A total of 28,632 U.S. residential properties saw foreclosure filings – default notices, scheduled auctions or bank repossessions – in December, a decrease of 3% compared with November and down 5% compared with December 2023, according to ATTOM’s latest foreclosure report covering all 50 states.
California led the nation with 3,772 foreclosure filings in December, followed by Texas with 2,868 foreclosure filings, Florida with 2,652 foreclosure filings, New York with 1,524 foreclosure filings, and Illinois with 1,446 foreclosure filings.
There were 19,376 foreclosure starts in December, according to the firm’s data, down 4% from the previous month and down 5% from December 2023.

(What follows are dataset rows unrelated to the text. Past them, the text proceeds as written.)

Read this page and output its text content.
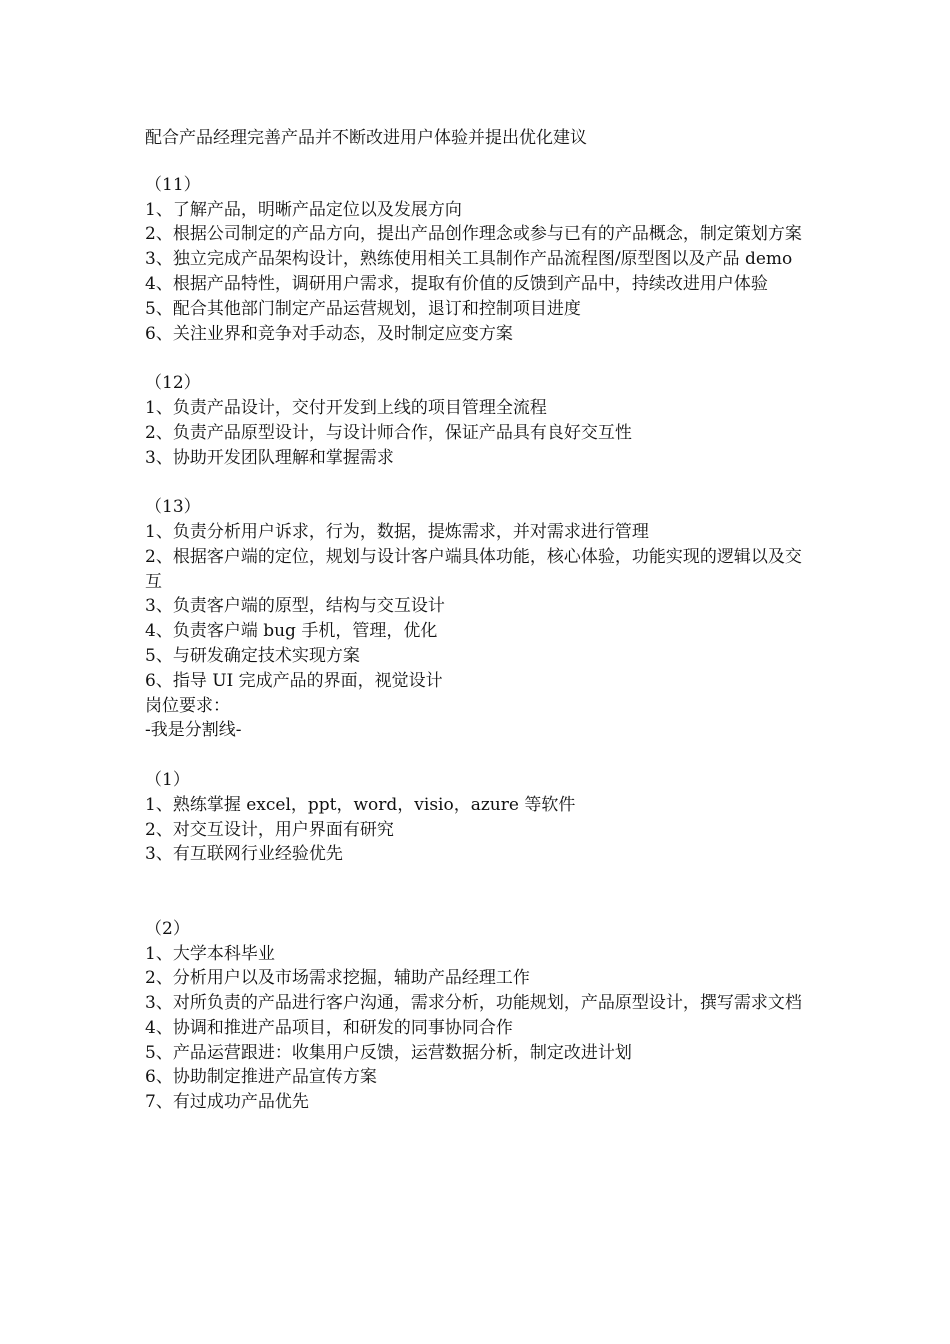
配合产品经理完善产品并不断改进用户体验并提出优化建议

（11）

1、了解产品，明晰产品定位以及发展方向

2、根据公司制定的产品方向，提出产品创作理念或参与已有的产品概念，制定策划方案

3、独立完成产品架构设计，熟练使用相关工具制作产品流程图/原型图以及产品 demo

4、根据产品特性，调研用户需求，提取有价值的反馈到产品中，持续改进用户体验

5、配合其他部门制定产品运营规划，退订和控制项目进度

6、关注业界和竞争对手动态，及时制定应变方案

（12）

1、负责产品设计，交付开发到上线的项目管理全流程

2、负责产品原型设计，与设计师合作，保证产品具有良好交互性

3、协助开发团队理解和掌握需求

（13）

1、负责分析用户诉求，行为，数据，提炼需求，并对需求进行管理

2、根据客户端的定位，规划与设计客户端具体功能，核心体验，功能实现的逻辑以及交互

3、负责客户端的原型，结构与交互设计

4、负责客户端 bug 手机，管理，优化

5、与研发确定技术实现方案

6、指导 UI 完成产品的界面，视觉设计

岗位要求：

-我是分割线-

（1）

1、熟练掌握 excel，ppt，word，visio，azure 等软件

2、对交互设计，用户界面有研究

3、有互联网行业经验优先

（2）

1、大学本科毕业

2、分析用户以及市场需求挖掘，辅助产品经理工作

3、对所负责的产品进行客户沟通，需求分析，功能规划，产品原型设计，撰写需求文档

4、协调和推进产品项目，和研发的同事协同合作

5、产品运营跟进：收集用户反馈，运营数据分析，制定改进计划

6、协助制定推进产品宣传方案

7、有过成功产品优先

Completed foreclosures (REO) decreased by 4% monthly and 16% annually.
These trends highlight modest changes in foreclosure activity that may be shaped by evolving economic conditions, the firm says.
Rob Barber, CEO of ATTOM, says the continued decline in foreclosure activity throughout 2024 suggests a housing market that may be stabilizing, despite persistent economic uncertainties.
Barber notes that this year’s data indicates foreclosure trends potentially returning to more predictable levels, offering some clarity for industry professionals, investors, and homeowners.
While foreclosure filings remain an essential metric for assessing market health, Barber says current trends may reflect a more balanced landscape, influenced by prudent lending practices and resilient homeowners.